For those artists not interested in allowing TurboSquid to make small fixes to their products can opt out of the program. Simply open a support ticket with the subject “Opt out of CheckMate Fixes” and select the category of “Certification” and you will be removed from the service.
We do feel think that this will help to speed up the certification process for many, and we look forward to inspecting your future submissions!
We’ve long had a requirement for CheckMate Pro that all texture paths be stripped out of the 3D model file. We’ve now added the same requirement to CheckMate Lite:
2.1.4 No texture paths referenced by model. Any texture paths must be stripped from model file. See Texture References.
And we’ve added this requirement to both CheckMate Pro and Lite:
22.214.171.124 Each archive must be a flat file structure with no folders or subfolders. See Texture References.
We’ve added these requirements because of the many Support calls, tickets, and chats that we get about this issue. Many customers, especially those new to 3D, get confused when they see unfamiliar folder path in a texture reference. Experienced customers, who replace or change textures on more than 50% of the 3D models they purchase, like all the bitmaps in a single folder so they can easily do a visual scan through the images.
We’ve discussed this issue with many TurboSquid artists, and got some useful suggestions such as putting all the bitmaps in a single Maps folder or instructing customers on how to extract files into a single folder. But the goal of CheckMate is to make the customer experience as smooth as possible, and the most direct way to accomplish this is to strip texture paths and deliver everything in a flat file structure. We’ve created videos on how to do this in 3ds Max and Maya, which you can find in the Knowledge Base article Texture References.
If you’ve already got models in CheckMate, we aren’t requiring you to update your texture paths or archive files with a flat file structure, but we encourage you to do so. If a customer contacts Support about the model (asking about strange texture paths, complaining that the archive file created unwanted subfolders on their system, etc.) then we will require you to fix the file at that time.
1.7 Payment Information - In order to have 3D models CheckMate Certified, the publishing member must fill out accurate and up-to-date Payment Information for the TurboSquid account.
This is actually a requirement for all publishing members at TurboSquid.
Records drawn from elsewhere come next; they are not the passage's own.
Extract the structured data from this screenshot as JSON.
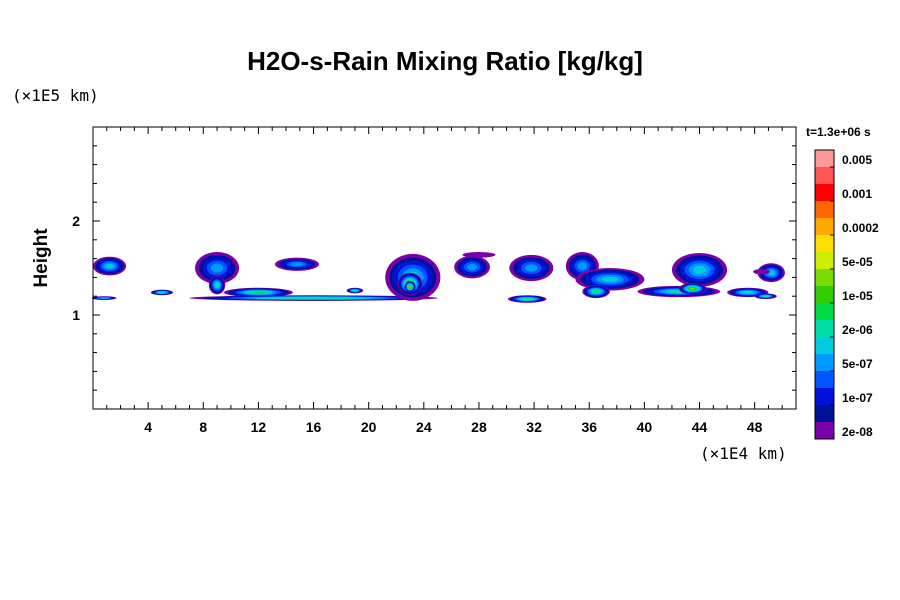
{
  "chart_data": {
    "type": "heatmap",
    "title": "H2O-s-Rain Mixing Ratio [kg/kg]",
    "ylabel": "Height",
    "xlabel": "",
    "x_unit": "(×1E4 km)",
    "y_unit": "(×1E5 km)",
    "time_label": "t=1.3e+06 s",
    "xlim": [
      0,
      51
    ],
    "ylim": [
      0,
      3
    ],
    "x_ticks": [
      "4",
      "8",
      "12",
      "16",
      "20",
      "24",
      "28",
      "32",
      "36",
      "40",
      "44",
      "48"
    ],
    "y_ticks": [
      "1",
      "2"
    ],
    "colorbar": {
      "labels": [
        "0.005",
        "0.001",
        "0.0002",
        "5e-05",
        "1e-05",
        "2e-06",
        "5e-07",
        "1e-07",
        "2e-08"
      ],
      "colors": [
        "#ff9999",
        "#ff5555",
        "#ff0000",
        "#ff6600",
        "#ffaa00",
        "#ffdd00",
        "#ccee00",
        "#77dd00",
        "#33cc00",
        "#00dd44",
        "#00ddaa",
        "#00ccdd",
        "#0099ff",
        "#0055ff",
        "#0011dd",
        "#001199",
        "#7a00a8"
      ]
    },
    "clouds": [
      {
        "x": 1.2,
        "y": 1.52,
        "rx": 1.2,
        "ry": 0.1,
        "level": 10
      },
      {
        "x": 0.8,
        "y": 1.18,
        "rx": 0.9,
        "ry": 0.02,
        "level": 9
      },
      {
        "x": 5.0,
        "y": 1.24,
        "rx": 0.8,
        "ry": 0.03,
        "level": 8
      },
      {
        "x": 9.0,
        "y": 1.5,
        "rx": 1.6,
        "ry": 0.17,
        "level": 11
      },
      {
        "x": 9.0,
        "y": 1.32,
        "rx": 0.6,
        "ry": 0.1,
        "level": 9
      },
      {
        "x": 12.0,
        "y": 1.24,
        "rx": 2.5,
        "ry": 0.05,
        "level": 8
      },
      {
        "x": 14.8,
        "y": 1.54,
        "rx": 1.6,
        "ry": 0.07,
        "level": 11
      },
      {
        "x": 16.0,
        "y": 1.18,
        "rx": 9.0,
        "ry": 0.03,
        "level": 7
      },
      {
        "x": 19.0,
        "y": 1.26,
        "rx": 0.6,
        "ry": 0.03,
        "level": 8
      },
      {
        "x": 23.2,
        "y": 1.4,
        "rx": 2.0,
        "ry": 0.25,
        "level": 10
      },
      {
        "x": 23.0,
        "y": 1.33,
        "rx": 0.9,
        "ry": 0.12,
        "level": 6
      },
      {
        "x": 23.0,
        "y": 1.3,
        "rx": 0.4,
        "ry": 0.06,
        "level": 5
      },
      {
        "x": 27.5,
        "y": 1.51,
        "rx": 1.3,
        "ry": 0.12,
        "level": 11
      },
      {
        "x": 28.0,
        "y": 1.64,
        "rx": 1.2,
        "ry": 0.03,
        "level": 15
      },
      {
        "x": 31.5,
        "y": 1.17,
        "rx": 1.4,
        "ry": 0.04,
        "level": 8
      },
      {
        "x": 31.8,
        "y": 1.5,
        "rx": 1.6,
        "ry": 0.14,
        "level": 11
      },
      {
        "x": 35.5,
        "y": 1.52,
        "rx": 1.2,
        "ry": 0.15,
        "level": 11
      },
      {
        "x": 37.5,
        "y": 1.38,
        "rx": 2.5,
        "ry": 0.12,
        "level": 10
      },
      {
        "x": 36.5,
        "y": 1.25,
        "rx": 1.0,
        "ry": 0.07,
        "level": 8
      },
      {
        "x": 44.0,
        "y": 1.48,
        "rx": 2.0,
        "ry": 0.18,
        "level": 10
      },
      {
        "x": 42.5,
        "y": 1.25,
        "rx": 3.0,
        "ry": 0.06,
        "level": 9
      },
      {
        "x": 43.5,
        "y": 1.28,
        "rx": 1.0,
        "ry": 0.06,
        "level": 6
      },
      {
        "x": 47.5,
        "y": 1.24,
        "rx": 1.5,
        "ry": 0.05,
        "level": 9
      },
      {
        "x": 49.2,
        "y": 1.45,
        "rx": 1.0,
        "ry": 0.1,
        "level": 10
      },
      {
        "x": 48.5,
        "y": 1.46,
        "rx": 0.6,
        "ry": 0.03,
        "level": 15
      },
      {
        "x": 48.8,
        "y": 1.2,
        "rx": 0.8,
        "ry": 0.03,
        "level": 8
      }
    ]
  }
}
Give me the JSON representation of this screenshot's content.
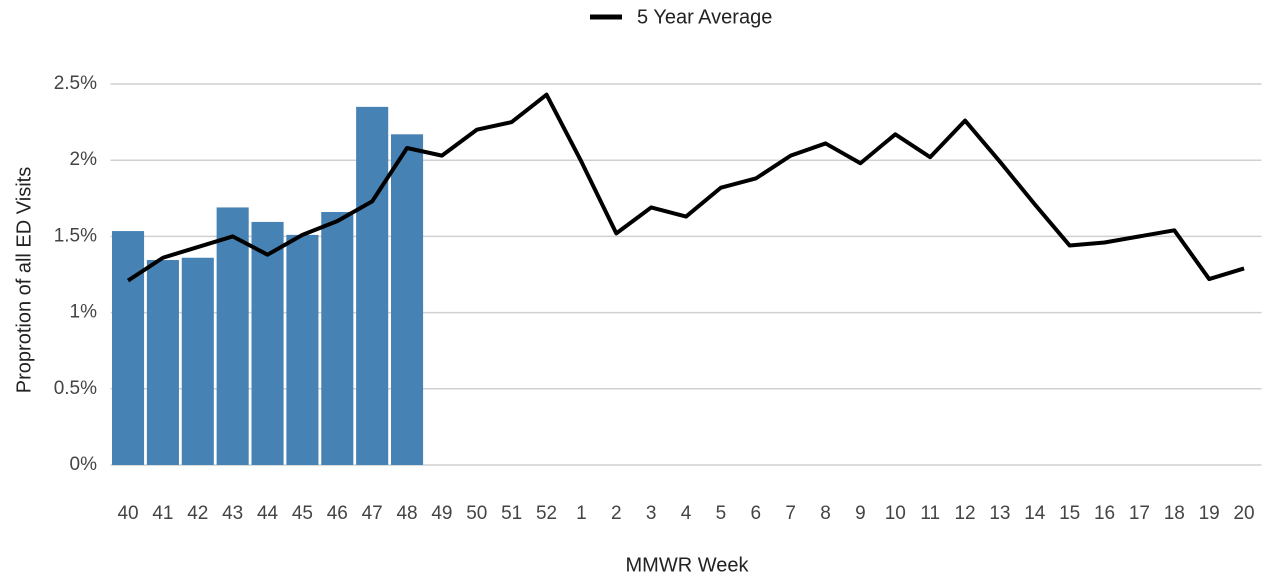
{
  "chart_data": {
    "type": "combo",
    "x_label": "MMWR Week",
    "y_label": "Proprotion of all ED Visits",
    "categories": [
      "40",
      "41",
      "42",
      "43",
      "44",
      "45",
      "46",
      "47",
      "48",
      "49",
      "50",
      "51",
      "52",
      "1",
      "2",
      "3",
      "4",
      "5",
      "6",
      "7",
      "8",
      "9",
      "10",
      "11",
      "12",
      "13",
      "14",
      "15",
      "16",
      "17",
      "18",
      "19",
      "20"
    ],
    "series": [
      {
        "type": "bar",
        "color": "#4682b4",
        "values": [
          1.535,
          1.345,
          1.36,
          1.69,
          1.595,
          1.51,
          1.66,
          2.35,
          2.17,
          null,
          null,
          null,
          null,
          null,
          null,
          null,
          null,
          null,
          null,
          null,
          null,
          null,
          null,
          null,
          null,
          null,
          null,
          null,
          null,
          null,
          null,
          null,
          null
        ]
      },
      {
        "type": "line",
        "name": "5 Year Average",
        "color": "#000000",
        "values": [
          1.21,
          1.36,
          1.43,
          1.5,
          1.38,
          1.51,
          1.6,
          1.73,
          2.08,
          2.03,
          2.2,
          2.25,
          2.43,
          1.99,
          1.52,
          1.69,
          1.63,
          1.82,
          1.88,
          2.03,
          2.11,
          1.98,
          2.17,
          2.02,
          2.26,
          1.99,
          1.71,
          1.44,
          1.46,
          1.5,
          1.54,
          1.22,
          1.29
        ]
      }
    ],
    "ylim": [
      0,
      2.5
    ],
    "yticks": [
      {
        "value": 0,
        "label": "0%"
      },
      {
        "value": 0.5,
        "label": "0.5%"
      },
      {
        "value": 1,
        "label": "1%"
      },
      {
        "value": 1.5,
        "label": "1.5%"
      },
      {
        "value": 2,
        "label": "2%"
      },
      {
        "value": 2.5,
        "label": "2.5%"
      }
    ],
    "grid": true,
    "legend": "top"
  }
}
While we run regular general checks on new artists, we check up on this requirement immediately when an artist submits a model to CheckMate.
3.1.5 Unwrapped UV Image Requirement – The Product Preview includes at least one image of the unwrapped UVs if one of the following options is selected for the model’s Unwrapped UVs attribute:
This update clarifies which models need to have a thumbnail image of the unwrapped UVs.
3.5.3 In the Geometry field, one of these two choices is selected:
Polygonal Quads only
This update clarifies which choices for Geometry under Step 1 of the Publisher are acceptable for CheckMate Pro.